子宮体がんのステージはⅠ期(ⅠA期・ⅠB期)・Ⅱ期・Ⅲ期(ⅢA期・B期・C1〜2期)・Ⅳ期(Ⅳ期A期・B期)に分けられます。
ステージごとの治療法は以下の通りです。
Ⅰ期〜Ⅱ期
手術が可能な場合には、第一選択として手術が考慮されます。基本的に開腹手術ですが、早期がんではロボット手術や腹腔鏡手術など身体への侵襲が少ない方法で行うこともあります。術式には、子宮と卵巣、リンパ節を摘出するものや、子宮を残して卵巣と卵管を摘出するものなどがあり、妊娠希望の有無などによって選択されます。
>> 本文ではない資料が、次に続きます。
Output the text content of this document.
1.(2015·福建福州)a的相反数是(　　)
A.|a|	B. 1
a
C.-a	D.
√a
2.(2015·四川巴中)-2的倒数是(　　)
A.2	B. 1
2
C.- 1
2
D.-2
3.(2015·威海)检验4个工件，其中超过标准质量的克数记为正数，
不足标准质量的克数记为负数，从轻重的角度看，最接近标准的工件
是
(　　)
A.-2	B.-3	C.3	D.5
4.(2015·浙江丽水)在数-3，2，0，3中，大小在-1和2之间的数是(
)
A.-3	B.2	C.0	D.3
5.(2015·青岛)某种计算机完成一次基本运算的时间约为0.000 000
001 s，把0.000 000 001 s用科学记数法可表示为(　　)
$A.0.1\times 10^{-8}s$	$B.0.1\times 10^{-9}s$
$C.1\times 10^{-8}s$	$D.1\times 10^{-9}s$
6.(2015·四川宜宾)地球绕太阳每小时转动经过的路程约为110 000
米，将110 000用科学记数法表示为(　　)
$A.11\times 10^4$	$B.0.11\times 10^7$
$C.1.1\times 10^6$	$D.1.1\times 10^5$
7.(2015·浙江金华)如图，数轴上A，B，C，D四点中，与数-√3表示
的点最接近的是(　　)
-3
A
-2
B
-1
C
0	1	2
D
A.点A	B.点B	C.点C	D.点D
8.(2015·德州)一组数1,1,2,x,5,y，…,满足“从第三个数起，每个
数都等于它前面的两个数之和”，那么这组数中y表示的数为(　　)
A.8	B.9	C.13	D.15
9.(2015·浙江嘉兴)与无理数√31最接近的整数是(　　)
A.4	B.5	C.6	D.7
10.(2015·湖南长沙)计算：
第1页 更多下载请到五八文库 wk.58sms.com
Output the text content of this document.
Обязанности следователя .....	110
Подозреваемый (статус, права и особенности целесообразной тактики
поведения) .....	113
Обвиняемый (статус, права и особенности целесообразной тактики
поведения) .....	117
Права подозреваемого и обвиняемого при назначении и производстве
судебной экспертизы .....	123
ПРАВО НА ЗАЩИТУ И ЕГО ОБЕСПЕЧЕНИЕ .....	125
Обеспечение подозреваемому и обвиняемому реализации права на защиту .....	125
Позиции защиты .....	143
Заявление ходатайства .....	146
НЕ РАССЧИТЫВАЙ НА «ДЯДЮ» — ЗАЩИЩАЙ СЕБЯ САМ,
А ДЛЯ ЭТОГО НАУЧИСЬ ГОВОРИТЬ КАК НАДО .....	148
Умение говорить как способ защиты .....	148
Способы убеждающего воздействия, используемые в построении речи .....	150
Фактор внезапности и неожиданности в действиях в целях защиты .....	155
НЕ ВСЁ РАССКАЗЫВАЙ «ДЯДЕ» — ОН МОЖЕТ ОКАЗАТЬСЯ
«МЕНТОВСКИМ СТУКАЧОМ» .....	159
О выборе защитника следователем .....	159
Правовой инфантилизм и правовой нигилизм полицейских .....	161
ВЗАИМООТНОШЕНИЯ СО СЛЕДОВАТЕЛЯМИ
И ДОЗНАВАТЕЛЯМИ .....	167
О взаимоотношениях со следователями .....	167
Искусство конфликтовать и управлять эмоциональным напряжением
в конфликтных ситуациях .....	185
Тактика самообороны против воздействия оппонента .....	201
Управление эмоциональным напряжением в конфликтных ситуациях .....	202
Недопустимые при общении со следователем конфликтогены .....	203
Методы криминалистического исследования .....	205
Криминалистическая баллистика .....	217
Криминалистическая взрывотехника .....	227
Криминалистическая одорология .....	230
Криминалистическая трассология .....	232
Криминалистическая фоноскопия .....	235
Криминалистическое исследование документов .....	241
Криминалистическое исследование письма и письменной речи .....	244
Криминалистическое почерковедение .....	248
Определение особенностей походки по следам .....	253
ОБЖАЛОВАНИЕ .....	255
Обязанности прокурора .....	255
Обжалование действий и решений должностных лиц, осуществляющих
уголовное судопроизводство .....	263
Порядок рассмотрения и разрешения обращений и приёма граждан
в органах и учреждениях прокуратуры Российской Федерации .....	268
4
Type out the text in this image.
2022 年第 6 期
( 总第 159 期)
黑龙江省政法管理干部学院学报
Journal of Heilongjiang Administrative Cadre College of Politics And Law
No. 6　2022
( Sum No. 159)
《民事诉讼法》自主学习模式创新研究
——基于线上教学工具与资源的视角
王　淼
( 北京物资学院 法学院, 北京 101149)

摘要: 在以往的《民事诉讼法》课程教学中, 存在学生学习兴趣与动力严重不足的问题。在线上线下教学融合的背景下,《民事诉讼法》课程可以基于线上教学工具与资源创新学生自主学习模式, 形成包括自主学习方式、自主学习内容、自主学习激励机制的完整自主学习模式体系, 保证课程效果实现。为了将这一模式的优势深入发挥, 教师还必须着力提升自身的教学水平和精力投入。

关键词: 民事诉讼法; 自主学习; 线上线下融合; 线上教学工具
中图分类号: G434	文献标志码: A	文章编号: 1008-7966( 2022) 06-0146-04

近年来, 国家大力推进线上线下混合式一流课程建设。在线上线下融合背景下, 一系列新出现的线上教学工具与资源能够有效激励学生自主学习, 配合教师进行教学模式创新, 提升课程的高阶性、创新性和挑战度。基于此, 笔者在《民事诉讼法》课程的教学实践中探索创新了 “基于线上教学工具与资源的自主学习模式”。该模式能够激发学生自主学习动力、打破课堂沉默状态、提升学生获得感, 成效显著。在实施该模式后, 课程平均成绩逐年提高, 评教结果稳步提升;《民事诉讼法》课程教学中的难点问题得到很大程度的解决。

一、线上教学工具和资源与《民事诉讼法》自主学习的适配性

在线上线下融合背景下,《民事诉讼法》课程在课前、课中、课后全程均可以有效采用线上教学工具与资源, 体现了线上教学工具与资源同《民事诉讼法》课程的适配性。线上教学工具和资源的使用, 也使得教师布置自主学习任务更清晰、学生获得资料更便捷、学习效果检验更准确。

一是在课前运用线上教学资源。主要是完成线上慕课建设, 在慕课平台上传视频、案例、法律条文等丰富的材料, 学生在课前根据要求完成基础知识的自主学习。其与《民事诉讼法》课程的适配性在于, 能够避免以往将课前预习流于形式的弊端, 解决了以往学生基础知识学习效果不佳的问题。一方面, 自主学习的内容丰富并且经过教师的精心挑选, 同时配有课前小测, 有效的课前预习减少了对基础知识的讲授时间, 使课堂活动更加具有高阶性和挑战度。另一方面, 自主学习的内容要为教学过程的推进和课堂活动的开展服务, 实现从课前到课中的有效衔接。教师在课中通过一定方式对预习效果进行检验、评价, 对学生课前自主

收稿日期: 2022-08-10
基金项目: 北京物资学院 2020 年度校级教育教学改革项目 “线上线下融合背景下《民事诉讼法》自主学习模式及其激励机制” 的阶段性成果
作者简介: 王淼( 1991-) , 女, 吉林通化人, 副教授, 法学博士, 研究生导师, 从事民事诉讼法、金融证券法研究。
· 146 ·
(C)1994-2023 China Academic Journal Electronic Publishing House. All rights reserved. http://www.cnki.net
また、若年者の初期の子宮体がんで妊娠を希望する場合には、ホルモン療法が考慮されるケースもあります。一方、手術ができない場合には、放射線療法が考慮されます。
Ⅲ期〜Ⅳ期
Ⅲ期〜Ⅳ期でも、可能な場合には手術が考慮されます。手術ができない場合には、化学療法や放射線療法を単独で行なったり、併用して行なったりすることがあります。また、がんの進行に伴い痛みを呈する場合には、麻薬性鎮痛薬などを用いた緩和ケアも並行して行われます。
子宮体がんになりやすい人・予防の方法
子宮体がんにはエストロゲンの影響が大きく関わっているため、エストロゲンの分泌に異常をきたす要因がある人は子宮体がんになりやすいといえます。以下に該当する場合には、子宮体がん発症のリスクが高まると考えられています。
- 閉経している
- 出産経験がない
- 月経異常がある
- ホルモン治療を受けている
- 肥満である
- 家族内にがんを発症した人がいる
- 糖尿病や高血圧の既往がある
現在のところ、子宮体がん特有の検診や予防法は存在しません。
がん全体の予防としてバランスの良い食生活や禁煙、節度ある飲酒、感染予防、適正体重の維持が有効とされています。そのため、生活習慣を整えることで子宮体がんを含むさまざまながんの予防につながります。
また、子宮体がんや発症前の子宮内膜増殖症の段階では、不正出血や月経異常などの症状が現れることがあります。そのため、月経に関して何らかの異常を認めた場合には、放置せず速やかに医療機関を受診することが重要です。